SODA BLOGGING….Over at Begging to Differ, Greg has a rundown of all the different kinds of Diet Coke. Here’s his top pick:

  1. Coke Light. Only available internationally, but man is that stuff good. Its taste is similar to regular Mexican Coke, which has a strong flavor and is made from cane sugar. On a trip that Allison and I took to Mexico a few years back, we drank this stuff almost non-stop. As I understand it, Coca-Cola first tried to market Diet Coke internationally, but it flopped. People thought it was only for those trying to lose weight. Coke Light, on the other hand, could be marketed like light beer.

So what’s the deal here? Does Coke Light taste better than American Diet Coke because they can still use cyclamates overseas? It turns out that’s not it:

Fans of the drink often express a strong preference for the continental European formula over the British-American version, as it tastes far closer to regular Coke. This is because the Diet Coke formula is based upon the New Coke formulation and Coca-Cola Light, now being sold in the U.S. as Coca-Cola Zero, is based on the Coca-Cola Classic formula.

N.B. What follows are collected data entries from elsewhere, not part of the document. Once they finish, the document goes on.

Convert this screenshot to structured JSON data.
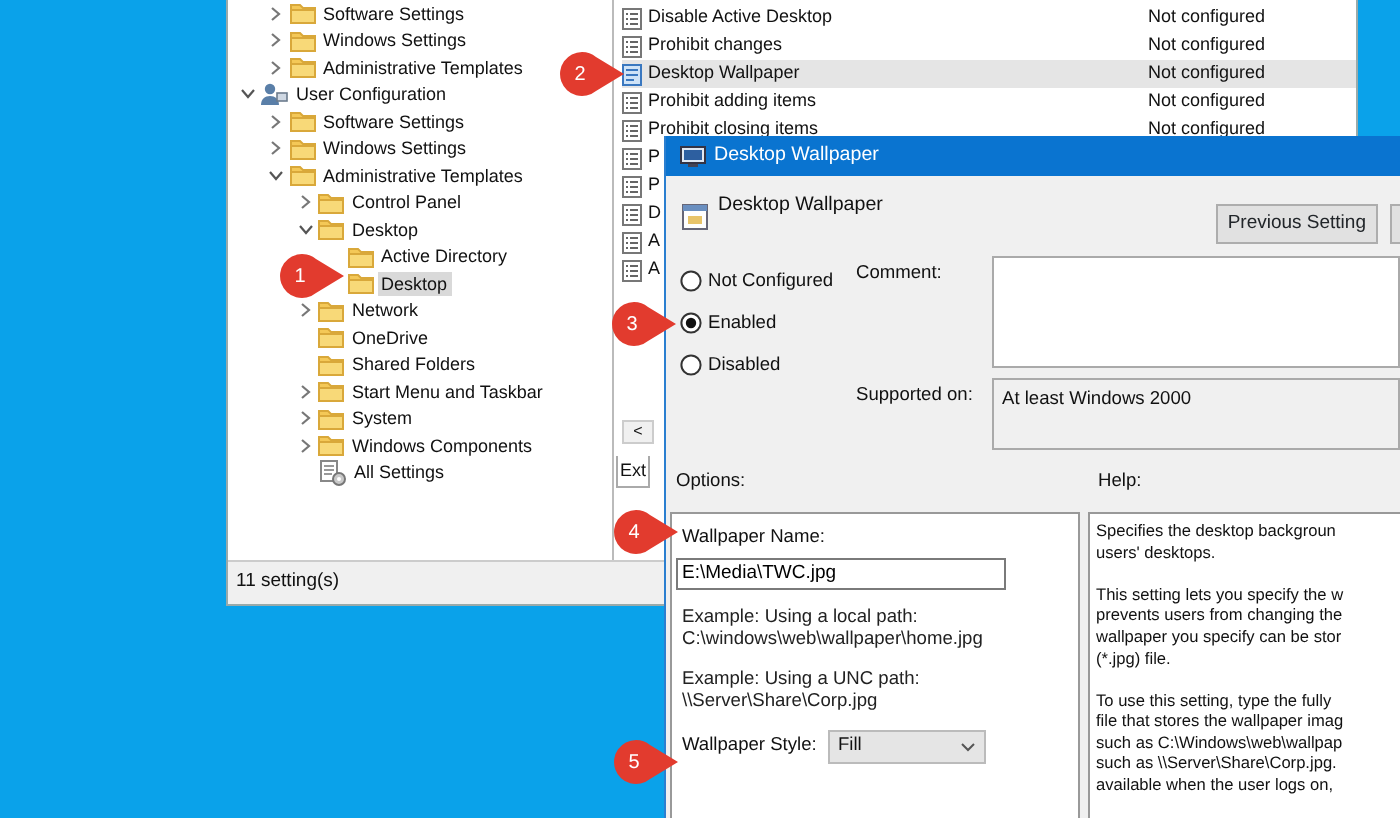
{
  "tree": {
    "continued_items": [
      {
        "label": "Software Settings",
        "kind": "folder",
        "expandable": true,
        "expanded": false,
        "selected": false
      },
      {
        "label": "Windows Settings",
        "kind": "folder",
        "expandable": true,
        "expanded": false,
        "selected": false
      },
      {
        "label": "Administrative Templates",
        "kind": "folder",
        "expandable": true,
        "expanded": false,
        "selected": false
      }
    ],
    "items": [
      {
        "label": "User Configuration",
        "kind": "user",
        "expandable": true,
        "expanded": true,
        "selected": false,
        "children": [
          {
            "label": "Software Settings",
            "kind": "folder",
            "expandable": true,
            "expanded": false,
            "selected": false
          },
          {
            "label": "Windows Settings",
            "kind": "folder",
            "expandable": true,
            "expanded": false,
            "selected": false
          },
          {
            "label": "Administrative Templates",
            "kind": "folder",
            "expandable": true,
            "expanded": true,
            "selected": false,
            "children": [
              {
                "label": "Control Panel",
                "kind": "folder",
                "expandable": true,
                "expanded": false,
                "selected": false
              },
              {
                "label": "Desktop",
                "kind": "folder",
                "expandable": true,
                "expanded": true,
                "selected": false,
                "children": [
                  {
                    "label": "Active Directory",
                    "kind": "folder",
                    "expandable": false,
                    "selected": false
                  },
                  {
                    "label": "Desktop",
                    "kind": "folder",
                    "expandable": false,
                    "selected": true
                  }
                ]
              },
              {
                "label": "Network",
                "kind": "folder",
                "expandable": true,
                "expanded": false,
                "selected": false
              },
              {
                "label": "OneDrive",
                "kind": "folder",
                "expandable": false,
                "selected": false
              },
              {
                "label": "Shared Folders",
                "kind": "folder",
                "expandable": false,
                "selected": false
              },
              {
                "label": "Start Menu and Taskbar",
                "kind": "folder",
                "expandable": true,
                "expanded": false,
                "selected": false
              },
              {
                "label": "System",
                "kind": "folder",
                "expandable": true,
                "expanded": false,
                "selected": false
              },
              {
                "label": "Windows Components",
                "kind": "folder",
                "expandable": true,
                "expanded": false,
                "selected": false
              },
              {
                "label": "All Settings",
                "kind": "settings",
                "expandable": false,
                "selected": false
              }
            ]
          }
        ]
      }
    ]
  },
  "status_bar": {
    "text": "11 setting(s)"
  },
  "settings_list": {
    "rows": [
      {
        "name": "Disable Active Desktop",
        "state": "Not configured",
        "selected": false
      },
      {
        "name": "Prohibit changes",
        "state": "Not configured",
        "selected": false
      },
      {
        "name": "Desktop Wallpaper",
        "state": "Not configured",
        "selected": true
      },
      {
        "name": "Prohibit adding items",
        "state": "Not configured",
        "selected": false
      },
      {
        "name": "Prohibit closing items",
        "state": "Not configured",
        "selected": false
      },
      {
        "name": "P",
        "selected": false
      },
      {
        "name": "P",
        "selected": false
      },
      {
        "name": "D",
        "selected": false
      },
      {
        "name": "A",
        "selected": false
      },
      {
        "name": "A",
        "selected": false
      }
    ],
    "scroll_arrow": "<",
    "tab": "Ext"
  },
  "dialog": {
    "title": "Desktop Wallpaper",
    "heading": "Desktop Wallpaper",
    "previous_button": "Previous Setting",
    "options": [
      {
        "label": "Not Configured",
        "selected": false
      },
      {
        "label": "Enabled",
        "selected": true
      },
      {
        "label": "Disabled",
        "selected": false
      }
    ],
    "comment_label": "Comment:",
    "supported_label": "Supported on:",
    "supported_value": "At least Windows 2000",
    "options_label": "Options:",
    "help_label": "Help:",
    "options_panel": {
      "name_label": "Wallpaper Name:",
      "name_value": "E:\\Media\\TWC.jpg",
      "examples": [
        {
          "caption": "Example: Using a local path:",
          "path": "C:\\windows\\web\\wallpaper\\home.jpg"
        },
        {
          "caption": "Example: Using a UNC path:",
          "path": "\\\\Server\\Share\\Corp.jpg"
        }
      ],
      "style_label": "Wallpaper Style:",
      "style_value": "Fill"
    },
    "help_paragraphs": [
      [
        "Specifies the desktop backgroun",
        "users' desktops."
      ],
      [
        "This setting lets you specify the w",
        "prevents users from changing the",
        "wallpaper you specify can be stor",
        "(*.jpg) file."
      ],
      [
        "To use this setting, type the fully",
        "file that stores the wallpaper imag",
        "such as C:\\Windows\\web\\wallpap",
        "such as \\\\Server\\Share\\Corp.jpg.",
        "available when the user logs on,"
      ]
    ]
  },
  "callouts": [
    {
      "number": "1"
    },
    {
      "number": "2"
    },
    {
      "number": "3"
    },
    {
      "number": "4"
    },
    {
      "number": "5"
    }
  ]
}
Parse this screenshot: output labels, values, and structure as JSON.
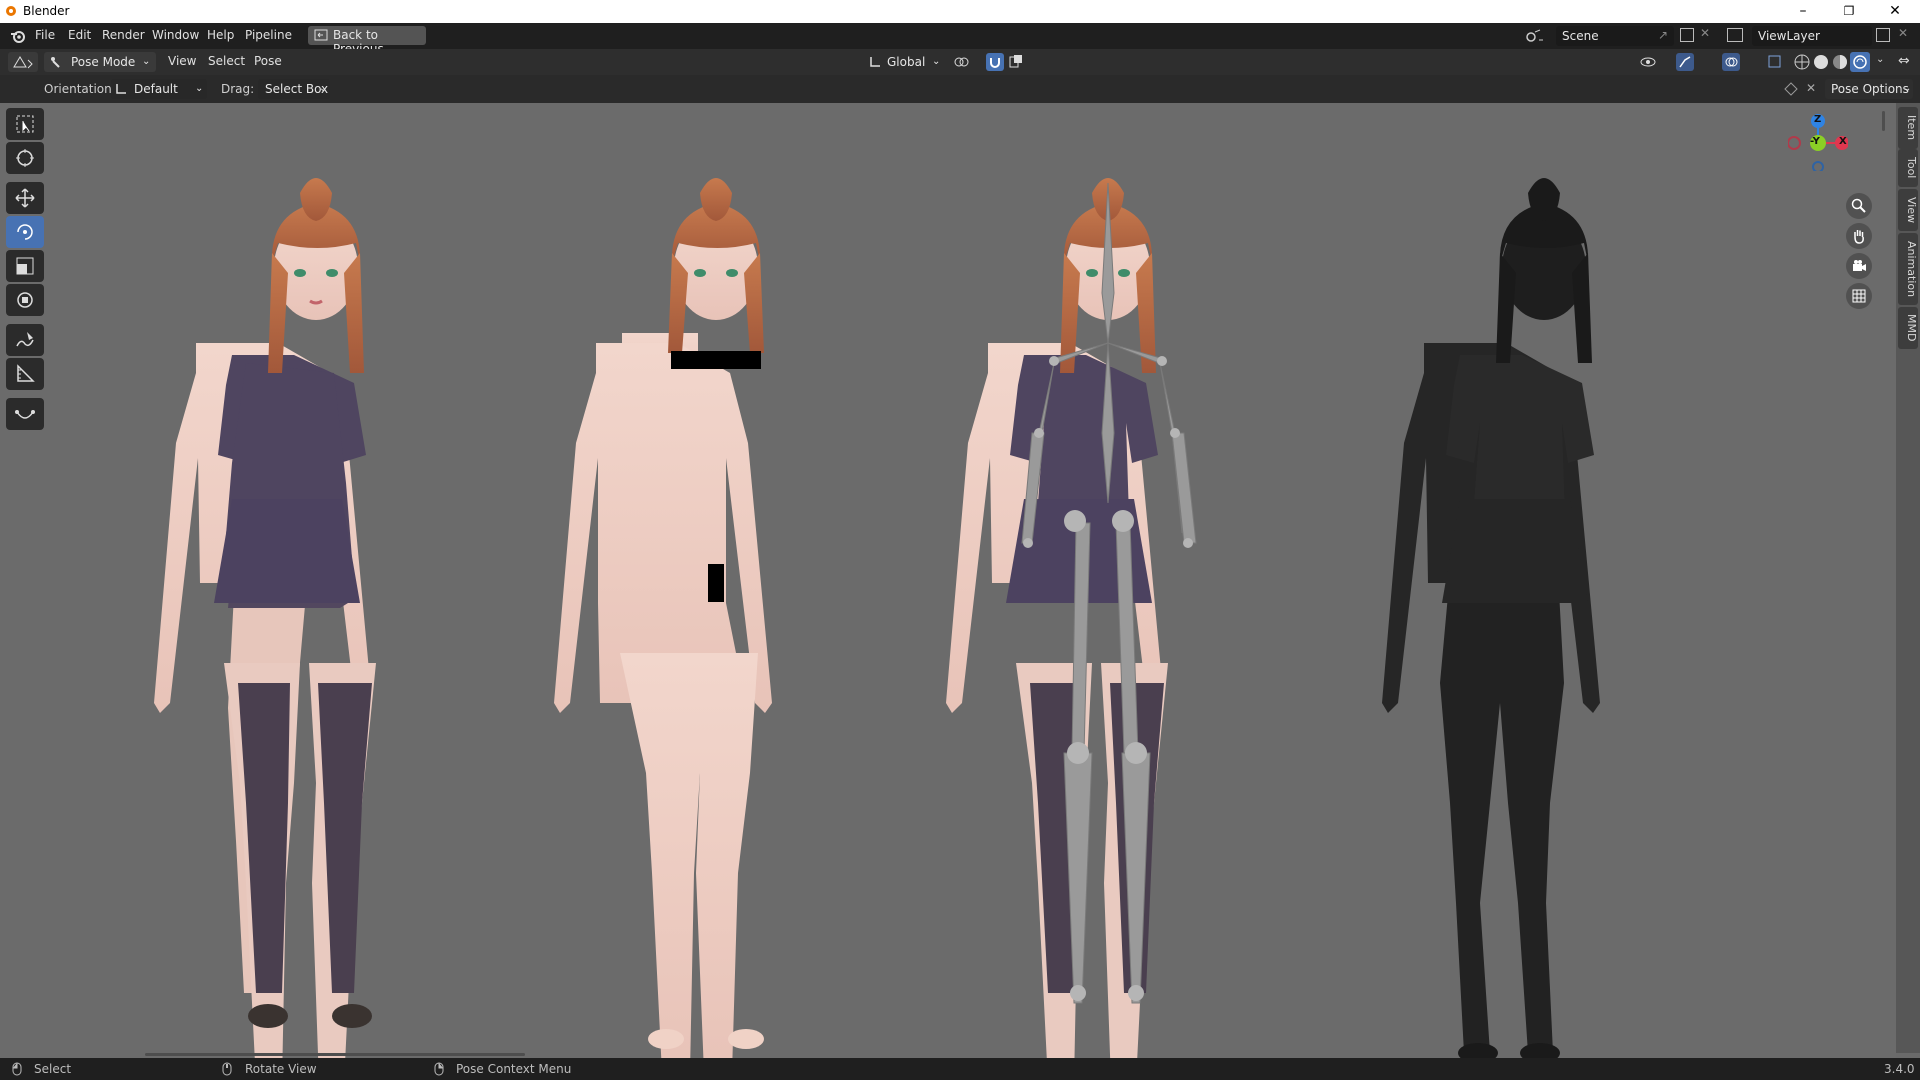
{
  "window": {
    "title": "Blender",
    "minimize": "–",
    "maximize": "❐",
    "close": "✕"
  },
  "topbar": {
    "menus": [
      "File",
      "Edit",
      "Render",
      "Window",
      "Help",
      "Pipeline"
    ],
    "back_button": "Back to Previous",
    "scene": "Scene",
    "view_layer": "ViewLayer"
  },
  "header": {
    "mode": "Pose Mode",
    "menus": [
      "View",
      "Select",
      "Pose"
    ],
    "orientation_global": "Global"
  },
  "tool_settings": {
    "orientation_label": "Orientation:",
    "orientation_value": "Default",
    "drag_label": "Drag:",
    "drag_value": "Select Box",
    "pose_options": "Pose Options"
  },
  "sidebar_tabs": [
    "Item",
    "Tool",
    "View",
    "Animation",
    "MMD"
  ],
  "gizmo": {
    "z": "Z",
    "y": "-Y",
    "x": "X"
  },
  "tools": [
    "select-box-icon",
    "cursor-icon",
    "move-icon",
    "rotate-icon",
    "scale-icon",
    "transform-icon",
    "annotate-icon",
    "measure-icon",
    "pose-curve-icon"
  ],
  "status": {
    "select": "Select",
    "rotate_view": "Rotate View",
    "context_menu": "Pose Context Menu",
    "version": "3.4.0"
  },
  "colors": {
    "accent": "#4772b3",
    "axis_x": "#e0374f",
    "axis_y": "#8bcf26",
    "axis_z": "#2f83e3"
  }
}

So Coke Light is Coke Zero? Why then does Greg rank Coke Light #1 and Coke Zero #6 (“not bad, but there’s something slightly empty to its flavor”)? I think Greg needs to perform a blind taste test. For what it’s worth, though, this 1999 article in the Atlanta Business Chronicle confirms that when Coke Light was introduced overseas it kicked Diet Coke’s butt pretty spectacularly. That Ace-K stuff must be sweetener gold.

Still, I have a question: how could Diet Coke (introduced in 1983) be based on the New Coke formulation (introduced in 1985)? Wouldn’t it be more accurate to say that New Coke was based on the Diet Coke formulation?

And while we’re at it, what’s up with cyclamates, anyway? The FDA pretty much admitted that the cyclamate ban was stupid more than 15 years ago, and since Republicans are supposed to be the ones opposed to “junk science” and overregulation of all sorts, repealing the ban would be right up their alley. What’s more, it would win them the votes of the nation’s grateful diet soda drinkers, surely one of the largest untapped voting blocs in the country. So what’s the holdup?